I have an RDS MySql with the following settings:

  • Class: db.m5.xlarge
  • Storage: Prosisionned 1000 IOPS (SSD)

I then want to add a few columns to a table that is about 20 GB in size (according to INFORMATION_SCHEMA.files). Here's my statement:

ALTER TABLE MY_TABLE
ADD COLUMN NEW_COLUMN_1 DECIMAL(39, 30) NULL,
ADD COLUMN NEW_COLUMN_2  DECIMAL(39, 30) NULL,
ADD COLUMN NEW_COLUMN_3 INT(10) UNSIGNED NULL,
ADD CONSTRAINT SOME_CONSTRAINT FOREIGN KEY (NEW_COLUMN_3) REFERENCES SOME_OTHER_TABLE(SOME_OTHER_PK),
ADD COLUMN NEW_COLUMN_4 DATE NULL;

This query took 172 minutes to execute. Most of this time was spent coping the data to a temporary table.

During that operation, there were no other queries (read or write) being executed. I had the database just for myself. SHOW FULL PROCESSLIST was saying that State was equal to copy to tmp table for my query.

What I don't understand is that the the AWS RDS Console tells me that the write througput was between 30 MB/s and 35 MB/s for 172 minutes.

enter image description here

Assuming a write througput of 30 MB/s, I should have been able to write 30 * 60 * 172 = 309600 MB = 302 GB. This is much bigger than the size of the temporary table that was created during the opration (20 GB).

So two questions:

  1. what is mysql/rds writing beside my temp table? Is there a way to disable that so that I can get the full bandwidth to create the temp table?
  2. is there any way to accelerate that operation? Taking 3 hours to write 20 GB of data seems pretty long.
2
It might be better to ask this at: dba.stackexchange.com - John Rotenstein

2 Answers

1
votes

I was using MySQL 5.7. According to this MySQL blog post, version 8.0 improved the situation: "InnoDB now supports Instant ADD COLUMN".

I therefore changed my query to use the new feature.

-- Completes in 0.375 seconds!
ALTER TABLE MY_TABLE
ADD COLUMN NEW_COLUMN_1 DECIMAL(39, 30) NULL,
ADD COLUMN NEW_COLUMN_2  DECIMAL(39, 30) NULL,
ADD COLUMN NEW_COLUMN_3 INT(10) UNSIGNED NULL,
-- 'ALGORITHM=INSTANT' is not compatible with foreign keys. 
-- The foreign key will need to be added in another statement
-- ADD CONSTRAINT SOME_CONSTRAINT FOREIGN KEY (NEW_COLUMN_3) REFERENCES SOME_OTHER_TABLE(SOME_OTHER_PK),
ADD COLUMN NEW_COLUMN_4 DATE NULL, 
-- the new option
ALGORITHM=INSTANT;

-- This completed in about 6 minutes. 
-- Adding the foreign creates an index under the hood. 
-- This index was 1.5 GB big.
SET FOREIGN_KEY_CHECKS=0;
ALTER TABLE MY_TABLE
  ADD FOREIGN KEY (NEW_COLUMN_3) REFERENCES SOME_OTHER_TABLE(SOME_OTHER_PK);
SET FOREIGN_KEY_CHECKS=1;

So my conclusions:

  • upgrade to MySQL 8 if you can
  • make sure that you always use (when possible) the ALGORITHM=INSTANT option.
0
votes

InnoDB is probably the storage engine you are using, since it's the default storage engine.
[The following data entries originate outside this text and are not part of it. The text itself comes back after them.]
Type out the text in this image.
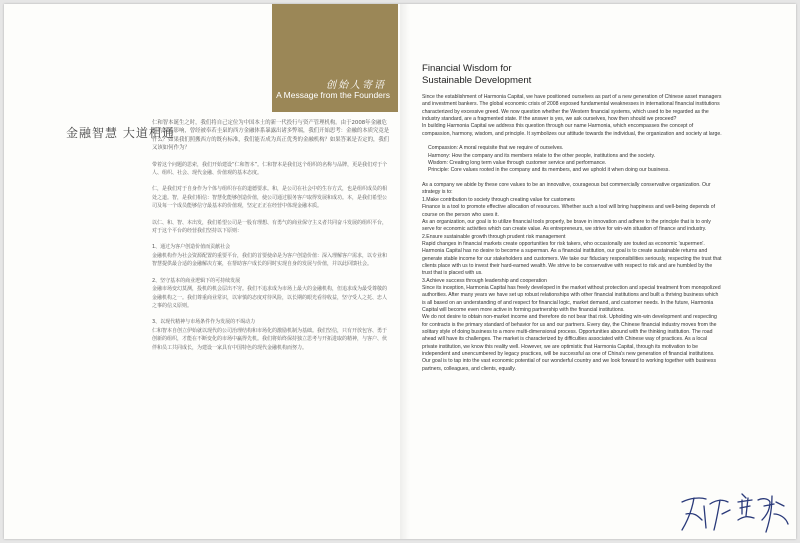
创始人寄语
A Message from the Founders
金融智慧 大道相通

仁和智本诞生之时，我们将自己定位为中国本土的新一代投行与资产管理机构。由于2008年金融危机的深远影响，曾经被奉若圭臬的西方金融体系暴露出诸多弊端，我们开始思考：金融的本质究竟是什么？如果我们照搬西方的既有标准，我们能否成为真正优秀的金融机构？如果答案是否定的，我们又该如何作为？

带着这个问题的思索，我们开始建设“仁和智本”。仁和智本是我们这个组织的名称与品牌，更是我们对于个人、组织、社会、现代金融、价值观的基本态度。

仁，是我们对于自身作为个体与组织存在的道德要求。和，是公司在社会中的生存方式，也是组织成员的相处之道。智，是我们相信：智慧化能够创造价值，使公司通过服务客户取得发展和成功。本，是我们希望公司及每一个成员能够信守最基本的价值观，坚定正正在经营中体现金融本质。

以仁、和、智、本出发，我们希望公司是一股有理想、有勇气的商业保守主义者共同奋斗发展的组织平台，对于这个平台的经营我们坚持以下原则：

1、通过为客户创造价值而贡献社会

金融机构作为社会资源配置的重要平台，我们的首要使命是为客户创造价值：深入理解客户需求，以专业和智慧提供最合适的金融解决方案，在帮助客户成长的同时实现自身的发展与价值，并以此回馈社会。

2、坚守基本的商业逻辑下的可持续发展

金融市场变幻莫测，投机的机会层出不穷。我们不追求成为市场上最大的金融机构，但追求成为最受尊敬的金融机构之一。我们尊重商业常识，以审慎的态度对待风险，以长期的眼光看待收益，坚守受人之托、忠人之事的信义原则。

3、以现代精神与市场条件作为发展的不竭动力

仁和智本自创立伊始就以现代的公司治理结构和市场化的激励机制为基础。我们坚信，只有开放包容、勇于创新的组织，才能在不断变化的市场中赢得先机。我们将始终保持独立思考与开拓进取的精神，与客户、伙伴和员工共同成长，为建设一家具有中国特色的现代金融机构而努力。

Financial Wisdom for
Sustainable Development

Since the establishment of Harmonia Capital, we have positioned ourselves as part of a new generation of Chinese asset managers and investment bankers. The global economic crisis of 2008 exposed fundamental weaknesses in international financial institutions characterized by excessive greed. We now question whether the Western financial systems, which used to be regarded as the industry standard, are a fragmented state. If the answer is yes, we ask ourselves, how then should we proceed?
In building Harmonia Capital we address this question through our name Harmonia, which encompasses the concept of compassion, harmony, wisdom, and principle. It symbolizes our attitude towards the individual, the organization and society at large.

Compassion: A moral requisite that we require of ourselves.
Harmony: How the company and its members relate to the other people, institutions and the society.
Wisdom: Creating long term value through customer service and performance.
Principle: Core values rooted in the company and its members, and we uphold it when doing our business.

As a company we abide by these core values to be an innovative, courageous but commercially conservative organization. Our strategy is to:
1.Make contribution to society through creating value for customers
Finance is a tool to promote effective allocation of resources. Whether such a tool will bring happiness and well-being depends of course on the person who uses it.
As an organization, our goal is to utilize financial tools properly, be brave in innovation and adhere to the principle that is to only serve for economic activities which can create value. As entrepreneurs, we strive for win-win situation of finance and industry.
2.Ensure sustainable growth through prudent risk management
Rapid changes in financial markets create opportunities for risk takers, who occasionally are touted as economic 'supermen'. Harmonia Capital has no desire to become a superman. As a financial institution, our goal is to create sustainable returns and generate stable income for our stakeholders and customers. We take our fiduciary responsibilities seriously, respecting the trust that clients place with us to invest their hard-earned wealth. We strive to be conservative with respect to risk and are humbled by the trust that is placed with us.
3.Achieve success through leadership and cooperation
Since its inception, Harmonia Capital has freely developed in the market without protection and special treatment from monopolized authorities. After many years we have set up robust relationships with other financial institutions and built a thriving business which is all based on an understanding of and respect for financial logic, market demand, and customer needs. In the future, Harmonia Capital will become even more active in forming partnership with the financial institutions.
We do not desire to obtain non-market income and therefore do not bear that risk. Upholding win-win development and respecting for contracts is the primary standard of behavior for us and our partners. Every day, the Chinese financial industry moves from the solitary style of doing business to a more multi-dimensional process. Opportunities abound with the thinking institution. The road ahead will have its challenges. The market is characterized by difficulties associated with Chinese way of practices. As a local private institution, we know this reality well. However, we are optimistic that Harmonia Capital, through its motivation to be independent and unencumbered by legacy practices, will be successful as one of China's new generation of financial institutions. Our goal is to tap into the vast economic potential of our wonderful country and we look forward to working together with business partners, colleagues, and clients, equally.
InnoDB does some I/O that might seem redundant, to ensure there is no data loss.

For example:

  • Data and index pages modified in the buffer pool must be written to the tablespace. The table may need to split some pages during the process of adding columns, because the rows become wider, and fewer rows fit per page.
  • During writing pages to the tablespace, InnoDB first writes those pages to the doublewrite buffer, to ensure against data loss if there's a crash during a page write.
  • Transactions are written to the InnoDB redo log, and this may even result in multiple overwrites to the same block in the log.
  • Transactions are also written to the binary log if it is enabled for purposes of replication. Though this shouldn't be a big cost in the cast of an ALTER TABLE statement, because DDL statements are always written to the binary log in statement format, not in row format.
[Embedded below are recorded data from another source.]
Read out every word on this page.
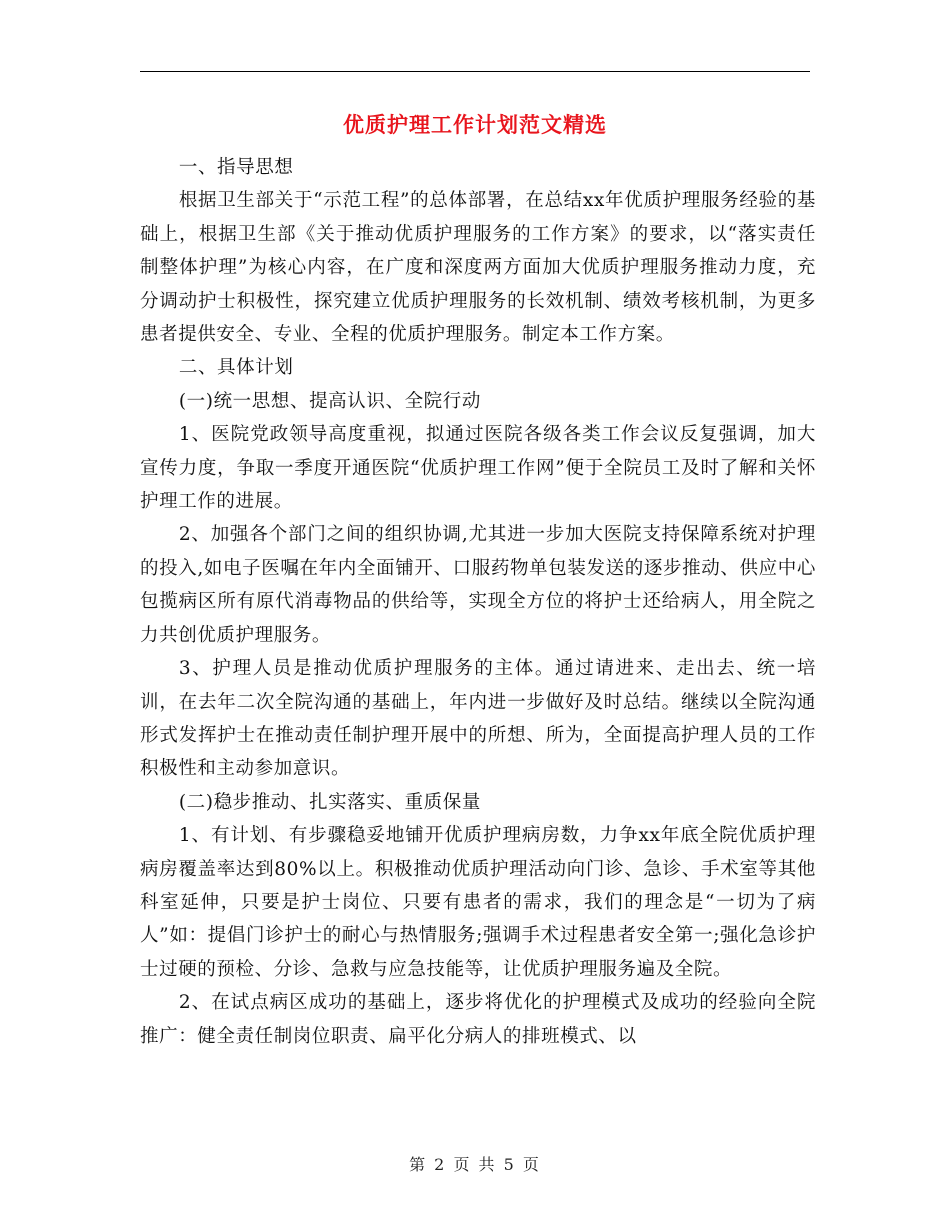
优质护理工作计划范文精选

一、指导思想

根据卫生部关于“示范工程”的总体部署，在总结xx年优质护理服务经验的基础上，根据卫生部《关于推动优质护理服务的工作方案》的要求，以“落实责任制整体护理”为核心内容，在广度和深度两方面加大优质护理服务推动力度，充分调动护士积极性，探究建立优质护理服务的长效机制、绩效考核机制，为更多患者提供安全、专业、全程的优质护理服务。制定本工作方案。

二、具体计划

(一)统一思想、提高认识、全院行动

1、医院党政领导高度重视，拟通过医院各级各类工作会议反复强调，加大宣传力度，争取一季度开通医院“优质护理工作网”便于全院员工及时了解和关怀护理工作的进展。

2、加强各个部门之间的组织协调,尤其进一步加大医院支持保障系统对护理的投入,如电子医嘱在年内全面铺开、口服药物单包装发送的逐步推动、供应中心包揽病区所有原代消毒物品的供给等，实现全方位的将护士还给病人，用全院之力共创优质护理服务。

3、护理人员是推动优质护理服务的主体。通过请进来、走出去、统一培训，在去年二次全院沟通的基础上，年内进一步做好及时总结。继续以全院沟通形式发挥护士在推动责任制护理开展中的所想、所为，全面提高护理人员的工作积极性和主动参加意识。

(二)稳步推动、扎实落实、重质保量

1、有计划、有步骤稳妥地铺开优质护理病房数，力争xx年底全院优质护理病房覆盖率达到80%以上。积极推动优质护理活动向门诊、急诊、手术室等其他科室延伸，只要是护士岗位、只要有患者的需求，我们的理念是“一切为了病人”如：提倡门诊护士的耐心与热情服务;强调手术过程患者安全第一;强化急诊护士过硬的预检、分诊、急救与应急技能等，让优质护理服务遍及全院。

2、在试点病区成功的基础上，逐步将优化的护理模式及成功的经验向全院推广：健全责任制岗位职责、扁平化分病人的排班模式、以

第 2 页 共 5 页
You also asked what can be done to speed up the ALTER TABLE. The reason to want it to run faster is usually because during an ALTER TABLE, the table is locked and may block concurrent queries.

At my company, we use the free tool pt-online-schema-change, so we can continue to use the table more or less freely while it is being altered. It actually takes longer to complete the alter this way, but it's not so inconvenient since it doesn't block our access to the table.